On Tuesday, the Department of Transportation's inspector general released a report that criticizes both the FAA's oversight of Southwest Airlines, as well as the airline's own company culture. According to the report, "FAA cannot provide assurances that the carrier operates at the highest degree of safety in the public's interest as required by law."
Considering how well-loved Southwest is among its customers, any company could learn from this criticism, which included the fact that, per the report, the airline flew as many as 150,000 flights on 88 aircraft that it couldn't confirm had had required maintenance completed. In many cases, the report further states, Southwest "operates its fleet of aircraft with frequent weight and balance errors," which were reported to pilots incorrectly.
Among the statements from the FAA is the claim that "The safety culture at Southwest Airlines consists of using 'diversion, distraction, and power' to get what the company wants." That is a direct indictment of the culture and leadership of a company that has long prided itself on both.
In a statement, the airline disputed the findings of the safety audit:
We adamantly disagree with unsubstantiated references to Southwest's safety culture. Southwest maintains a culture of compliance recognizing the Safety of our operation as the most important thing we do. The success of our business depends, in and of itself, on the Safety of our operation, and while we work to improve each and every day, any implication that we would tolerate a relaxing of our standards is absolutely unfounded.
There's a valuable lesson here for every entrepreneur about how your company's culture reflects your values. Or, said another way, your culture reveals not who you say you are as a company but who you actually may be. Part of Southwest's is that it's a customer-friendly, no-frills airline that doesn't take itself too seriously. Except, there are some things that we expect an airline to take seriously.
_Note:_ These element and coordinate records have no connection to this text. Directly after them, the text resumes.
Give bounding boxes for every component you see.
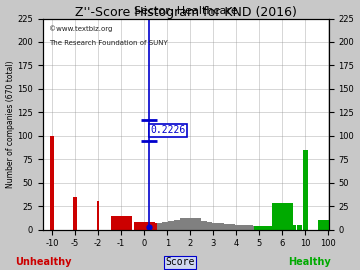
Bar xyxy=(174,220,195,230)
Bar xyxy=(180,218,201,230)
Bar xyxy=(208,224,230,230)
Bar xyxy=(272,203,293,230)
Text: Score: Score xyxy=(165,257,195,267)
Bar xyxy=(168,221,189,230)
Bar xyxy=(303,150,308,230)
Bar xyxy=(214,224,235,230)
Bar xyxy=(260,226,282,230)
Bar xyxy=(157,223,178,230)
Text: Sector: Healthcare: Sector: Healthcare xyxy=(134,6,238,16)
Title: Z''-Score Histogram for KND (2016): Z''-Score Histogram for KND (2016) xyxy=(75,6,297,19)
Bar xyxy=(73,197,77,230)
Text: Healthy: Healthy xyxy=(288,257,331,267)
Bar xyxy=(255,226,276,230)
Bar xyxy=(297,225,302,230)
Bar xyxy=(197,223,218,230)
Text: 0.2226: 0.2226 xyxy=(150,125,186,135)
Bar xyxy=(285,225,291,230)
Y-axis label: Number of companies (670 total): Number of companies (670 total) xyxy=(5,60,14,188)
Bar xyxy=(243,226,264,230)
Bar xyxy=(249,226,270,230)
Text: Unhealthy: Unhealthy xyxy=(15,257,71,267)
Bar xyxy=(151,224,172,230)
Bar xyxy=(237,226,258,230)
Bar xyxy=(220,225,241,230)
Bar xyxy=(226,225,247,230)
Bar xyxy=(139,223,161,230)
Text: ©www.textbiz.org: ©www.textbiz.org xyxy=(49,25,112,32)
Bar xyxy=(185,221,207,230)
Bar xyxy=(134,222,155,230)
Bar xyxy=(231,225,253,230)
Bar xyxy=(111,216,132,230)
Bar xyxy=(318,220,339,230)
Bar xyxy=(203,223,224,230)
Text: The Research Foundation of SUNY: The Research Foundation of SUNY xyxy=(49,40,167,46)
Bar xyxy=(97,201,99,229)
Bar xyxy=(145,224,166,230)
Bar xyxy=(266,226,287,230)
Bar xyxy=(162,222,184,230)
Bar xyxy=(291,225,296,230)
Bar xyxy=(191,222,212,230)
Bar xyxy=(50,136,54,230)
Just because you say you're customer-friendly, it doesn't actually make it so. In fact, just because your outward policies (like no baggage fees) are popular among your customers, other things, like safety, are far more important.
Ultimately, your culture reflects the things you truly think are important. Your team will behave according to what they believe is important to leadership, and if they aren't doing the right things, it's on the leaders to take action.